I thought it was hilarious too. Especially when I realized that "Diet Ayds" sounds remarkably like "Die of Aids".

Angel

August 7, 2013

AIDS beats AYDS in weight loss

Anon

August 7, 2013

Mandatory.

http://en.wikipedia.org/wiki/Jared_Has_Aides

H-Segment

August 10, 2013

There's a story I tell about my childhood that relates to this Ayds story. It was 1982ish and the family was staying with Grandma and Grandpa in Az. I spotted these "candies" on my grandma's dresser and you know, I stole a couple and ate them because they were caramels, called AYDS... Right?

Later that afternoon I was goofing around and listening to the radio when I heard of the horrible new "AIDS" outbreak which was killing so many people! I freaked out! No telling how much of that reaction was due to the fact that I was surely jacked up on Ayds caffeine, but I was suddenly really scared!

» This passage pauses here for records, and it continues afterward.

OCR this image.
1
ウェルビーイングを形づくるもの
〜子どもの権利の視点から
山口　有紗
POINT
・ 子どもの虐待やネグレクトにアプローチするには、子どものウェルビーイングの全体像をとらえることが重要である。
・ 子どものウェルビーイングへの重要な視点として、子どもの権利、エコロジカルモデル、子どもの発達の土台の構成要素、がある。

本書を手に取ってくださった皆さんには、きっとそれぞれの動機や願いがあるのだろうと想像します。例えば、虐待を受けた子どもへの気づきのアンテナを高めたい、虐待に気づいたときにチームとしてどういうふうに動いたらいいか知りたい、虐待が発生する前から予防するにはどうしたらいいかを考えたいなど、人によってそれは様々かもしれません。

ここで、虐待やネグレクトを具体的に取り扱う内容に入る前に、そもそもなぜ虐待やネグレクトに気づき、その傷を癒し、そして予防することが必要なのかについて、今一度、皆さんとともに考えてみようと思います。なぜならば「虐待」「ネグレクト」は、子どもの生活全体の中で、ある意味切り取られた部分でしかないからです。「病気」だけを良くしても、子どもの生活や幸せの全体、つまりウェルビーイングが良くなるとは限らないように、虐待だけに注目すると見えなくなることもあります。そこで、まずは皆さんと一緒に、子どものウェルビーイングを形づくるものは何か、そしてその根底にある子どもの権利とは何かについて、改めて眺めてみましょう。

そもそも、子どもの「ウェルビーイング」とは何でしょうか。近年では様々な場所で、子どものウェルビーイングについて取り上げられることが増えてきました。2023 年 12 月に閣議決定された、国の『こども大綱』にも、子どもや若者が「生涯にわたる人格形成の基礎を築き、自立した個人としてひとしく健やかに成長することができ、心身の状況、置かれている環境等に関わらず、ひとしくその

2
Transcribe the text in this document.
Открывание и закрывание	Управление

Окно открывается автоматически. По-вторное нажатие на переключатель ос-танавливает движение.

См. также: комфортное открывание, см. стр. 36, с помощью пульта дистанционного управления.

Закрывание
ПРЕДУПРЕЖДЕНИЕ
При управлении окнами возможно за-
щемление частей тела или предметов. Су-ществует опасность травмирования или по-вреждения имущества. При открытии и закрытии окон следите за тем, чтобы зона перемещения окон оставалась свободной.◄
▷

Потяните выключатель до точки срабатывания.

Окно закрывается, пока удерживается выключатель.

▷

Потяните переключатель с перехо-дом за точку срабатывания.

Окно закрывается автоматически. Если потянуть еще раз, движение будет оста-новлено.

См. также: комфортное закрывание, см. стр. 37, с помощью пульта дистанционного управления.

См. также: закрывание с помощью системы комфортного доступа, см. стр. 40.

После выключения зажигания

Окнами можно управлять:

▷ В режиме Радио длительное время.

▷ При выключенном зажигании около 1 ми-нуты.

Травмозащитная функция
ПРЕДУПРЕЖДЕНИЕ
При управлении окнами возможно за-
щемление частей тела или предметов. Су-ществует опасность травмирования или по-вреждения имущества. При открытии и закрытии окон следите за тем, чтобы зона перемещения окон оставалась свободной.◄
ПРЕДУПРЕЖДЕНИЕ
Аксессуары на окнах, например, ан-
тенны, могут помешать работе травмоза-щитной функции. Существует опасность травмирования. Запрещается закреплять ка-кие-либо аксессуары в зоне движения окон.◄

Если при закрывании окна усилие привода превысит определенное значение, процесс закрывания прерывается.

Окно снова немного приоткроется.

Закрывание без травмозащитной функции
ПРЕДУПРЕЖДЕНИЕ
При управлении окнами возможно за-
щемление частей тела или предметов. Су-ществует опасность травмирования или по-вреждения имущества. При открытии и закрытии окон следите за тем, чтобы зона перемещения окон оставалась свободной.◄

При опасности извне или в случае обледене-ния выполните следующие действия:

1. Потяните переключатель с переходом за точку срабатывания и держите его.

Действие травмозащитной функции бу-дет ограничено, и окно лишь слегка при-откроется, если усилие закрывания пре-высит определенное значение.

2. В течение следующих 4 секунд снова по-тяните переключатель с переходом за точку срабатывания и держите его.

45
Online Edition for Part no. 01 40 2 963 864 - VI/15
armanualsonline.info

It became funny after confessing my crime to grandma, her reassuring me that I didn't just get AIDS, and my losing 10 pounds in 5 days as a fifth grader... Just kidding.

I'll never forget the "Oh S$#T!" feeling I had, sitting there with the aftertaste of delicious diet candy, the insectoid buzz of caffeine and the fear that I had just killed myself...

Zaphod

January 6, 2015

Replying to H-Segment

omg, thats quality material.

archont

August 15, 2013

Although now you can't help but laugh, it wasn't as obvious back then. However a pharma company really should know better than that. Management was asleep at the wheel.